24 May - Day of Bulgarian Learning and Culture, and the Slavonic Script


The Mystery of the Bulgarian Letters
Pointing out the “excellences” of the Slavonic script to the Greek alphabet, the Old-Bulgarian author Chernorizetz Hrabar claimed that if in Byzantium the creators of the Greek script were familiar to only few men-of-letters, in Bulgaria even school children knew that their letters had been conceived by Constantine-Cyril, the Philosopher.
Possibly, in the late 9th and early 10th century, i.e. the time when Chernorizetz Hrabar wrote his works, everything concerning the origin of the Slavonic script was absolutely clear. But now that in the course of already two centuries Slav scholars from all over the world have developed heaps of theories on this subject, the questions and mysteries in the field are often more numerous than the points known.

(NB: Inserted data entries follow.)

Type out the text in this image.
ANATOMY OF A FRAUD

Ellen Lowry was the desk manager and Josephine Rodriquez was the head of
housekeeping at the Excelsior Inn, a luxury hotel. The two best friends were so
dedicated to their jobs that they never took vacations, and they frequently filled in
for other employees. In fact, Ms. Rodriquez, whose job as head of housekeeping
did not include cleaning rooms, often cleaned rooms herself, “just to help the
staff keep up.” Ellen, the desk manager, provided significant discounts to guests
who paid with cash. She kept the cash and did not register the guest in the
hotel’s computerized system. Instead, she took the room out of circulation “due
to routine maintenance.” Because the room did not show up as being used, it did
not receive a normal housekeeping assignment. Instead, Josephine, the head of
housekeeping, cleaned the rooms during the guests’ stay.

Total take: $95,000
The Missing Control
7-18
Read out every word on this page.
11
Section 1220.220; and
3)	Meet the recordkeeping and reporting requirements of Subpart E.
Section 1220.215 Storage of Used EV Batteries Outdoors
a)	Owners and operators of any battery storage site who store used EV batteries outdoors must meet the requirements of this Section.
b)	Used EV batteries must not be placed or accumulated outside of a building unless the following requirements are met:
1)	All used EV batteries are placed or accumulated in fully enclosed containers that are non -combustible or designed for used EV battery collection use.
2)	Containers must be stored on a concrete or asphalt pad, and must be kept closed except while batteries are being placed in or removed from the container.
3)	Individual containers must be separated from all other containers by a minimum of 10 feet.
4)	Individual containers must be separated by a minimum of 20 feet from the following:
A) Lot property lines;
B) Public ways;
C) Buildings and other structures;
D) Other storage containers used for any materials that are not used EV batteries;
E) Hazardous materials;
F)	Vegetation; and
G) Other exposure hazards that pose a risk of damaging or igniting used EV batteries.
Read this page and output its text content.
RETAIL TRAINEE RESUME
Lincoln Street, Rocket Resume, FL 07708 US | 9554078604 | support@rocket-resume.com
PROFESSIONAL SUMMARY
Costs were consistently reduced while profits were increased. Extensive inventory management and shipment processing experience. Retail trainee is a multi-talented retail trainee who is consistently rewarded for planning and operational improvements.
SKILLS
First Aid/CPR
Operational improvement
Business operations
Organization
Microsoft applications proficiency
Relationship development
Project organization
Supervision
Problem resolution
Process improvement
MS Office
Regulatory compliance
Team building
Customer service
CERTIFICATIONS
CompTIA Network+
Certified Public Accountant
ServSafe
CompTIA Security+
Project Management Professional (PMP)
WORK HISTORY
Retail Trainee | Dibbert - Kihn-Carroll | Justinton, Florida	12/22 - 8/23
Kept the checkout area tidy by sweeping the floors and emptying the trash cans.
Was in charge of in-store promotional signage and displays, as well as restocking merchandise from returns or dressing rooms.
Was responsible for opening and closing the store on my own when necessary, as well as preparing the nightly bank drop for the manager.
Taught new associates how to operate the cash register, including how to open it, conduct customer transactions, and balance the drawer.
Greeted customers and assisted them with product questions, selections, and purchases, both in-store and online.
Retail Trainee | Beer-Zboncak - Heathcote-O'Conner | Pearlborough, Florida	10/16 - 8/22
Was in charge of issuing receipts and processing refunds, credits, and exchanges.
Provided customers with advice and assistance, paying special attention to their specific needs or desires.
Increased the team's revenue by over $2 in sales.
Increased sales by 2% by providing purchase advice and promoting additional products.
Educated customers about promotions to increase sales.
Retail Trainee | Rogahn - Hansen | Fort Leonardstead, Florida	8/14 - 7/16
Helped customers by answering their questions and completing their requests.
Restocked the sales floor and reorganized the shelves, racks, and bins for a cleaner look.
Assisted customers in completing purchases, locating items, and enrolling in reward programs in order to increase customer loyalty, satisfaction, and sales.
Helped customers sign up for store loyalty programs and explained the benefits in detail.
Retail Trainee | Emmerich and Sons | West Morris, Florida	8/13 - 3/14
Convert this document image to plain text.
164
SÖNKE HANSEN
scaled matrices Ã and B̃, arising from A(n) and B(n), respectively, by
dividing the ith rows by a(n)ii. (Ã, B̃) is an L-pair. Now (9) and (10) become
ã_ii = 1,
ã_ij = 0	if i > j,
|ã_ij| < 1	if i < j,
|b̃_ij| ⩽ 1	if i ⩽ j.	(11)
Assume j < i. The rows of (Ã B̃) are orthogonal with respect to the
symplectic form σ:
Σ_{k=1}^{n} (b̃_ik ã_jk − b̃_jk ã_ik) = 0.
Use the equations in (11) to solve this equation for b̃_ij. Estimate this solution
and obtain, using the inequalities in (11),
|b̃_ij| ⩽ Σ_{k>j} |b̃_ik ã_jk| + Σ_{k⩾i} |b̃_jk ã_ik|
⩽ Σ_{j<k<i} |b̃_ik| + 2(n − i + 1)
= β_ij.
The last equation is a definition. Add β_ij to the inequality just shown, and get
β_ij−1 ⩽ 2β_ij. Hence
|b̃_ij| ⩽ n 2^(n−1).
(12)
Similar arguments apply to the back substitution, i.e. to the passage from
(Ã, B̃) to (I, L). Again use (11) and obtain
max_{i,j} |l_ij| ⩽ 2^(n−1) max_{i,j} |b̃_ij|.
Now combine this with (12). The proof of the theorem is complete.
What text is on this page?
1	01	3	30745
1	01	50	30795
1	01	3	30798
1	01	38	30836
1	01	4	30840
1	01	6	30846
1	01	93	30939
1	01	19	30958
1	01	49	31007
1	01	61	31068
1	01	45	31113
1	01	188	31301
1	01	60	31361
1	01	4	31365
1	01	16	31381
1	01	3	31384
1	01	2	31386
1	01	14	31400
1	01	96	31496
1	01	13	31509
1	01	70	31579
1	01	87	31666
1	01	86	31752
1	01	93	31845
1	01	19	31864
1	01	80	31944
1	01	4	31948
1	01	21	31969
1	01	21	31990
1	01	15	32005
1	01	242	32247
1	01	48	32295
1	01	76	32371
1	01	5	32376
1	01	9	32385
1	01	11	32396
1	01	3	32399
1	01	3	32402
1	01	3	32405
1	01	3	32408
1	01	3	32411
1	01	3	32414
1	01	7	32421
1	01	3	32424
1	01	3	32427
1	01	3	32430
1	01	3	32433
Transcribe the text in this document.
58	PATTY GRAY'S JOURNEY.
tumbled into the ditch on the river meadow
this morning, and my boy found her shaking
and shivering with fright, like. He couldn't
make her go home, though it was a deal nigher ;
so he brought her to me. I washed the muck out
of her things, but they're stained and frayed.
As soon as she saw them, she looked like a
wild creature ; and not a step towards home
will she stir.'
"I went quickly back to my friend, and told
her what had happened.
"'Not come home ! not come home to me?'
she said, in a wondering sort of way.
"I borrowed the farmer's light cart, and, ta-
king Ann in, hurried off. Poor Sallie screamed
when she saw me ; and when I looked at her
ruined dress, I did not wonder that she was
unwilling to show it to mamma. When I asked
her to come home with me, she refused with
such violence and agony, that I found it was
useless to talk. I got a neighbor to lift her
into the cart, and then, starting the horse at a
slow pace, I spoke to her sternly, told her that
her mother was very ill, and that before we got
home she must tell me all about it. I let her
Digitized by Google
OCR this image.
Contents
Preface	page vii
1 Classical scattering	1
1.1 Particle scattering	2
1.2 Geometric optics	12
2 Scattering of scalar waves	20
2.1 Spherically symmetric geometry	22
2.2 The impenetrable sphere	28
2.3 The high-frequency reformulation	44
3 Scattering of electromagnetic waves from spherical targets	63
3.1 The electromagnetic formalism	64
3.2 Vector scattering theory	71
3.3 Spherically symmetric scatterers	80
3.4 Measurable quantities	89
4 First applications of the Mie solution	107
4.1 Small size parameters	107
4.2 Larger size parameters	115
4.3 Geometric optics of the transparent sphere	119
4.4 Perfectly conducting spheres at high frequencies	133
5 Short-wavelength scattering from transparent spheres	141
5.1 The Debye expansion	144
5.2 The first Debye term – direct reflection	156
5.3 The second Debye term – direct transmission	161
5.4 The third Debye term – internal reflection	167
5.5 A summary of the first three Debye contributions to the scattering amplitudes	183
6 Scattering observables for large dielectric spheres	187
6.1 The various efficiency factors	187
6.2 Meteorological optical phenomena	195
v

It is beyond dispute that the alphabet and the first translations of liturgical books to the Slavonic language were the work of Constantine-Cyril, the Philosopher (about 827-869). Paradoxically, however, within a short period of time two alphabets - the Glagolitic and the Cyrillic - were created and, respectively, replaced, and so far scholars are not unanimous in their opinion of which one of them was created by Constantine-Cyril.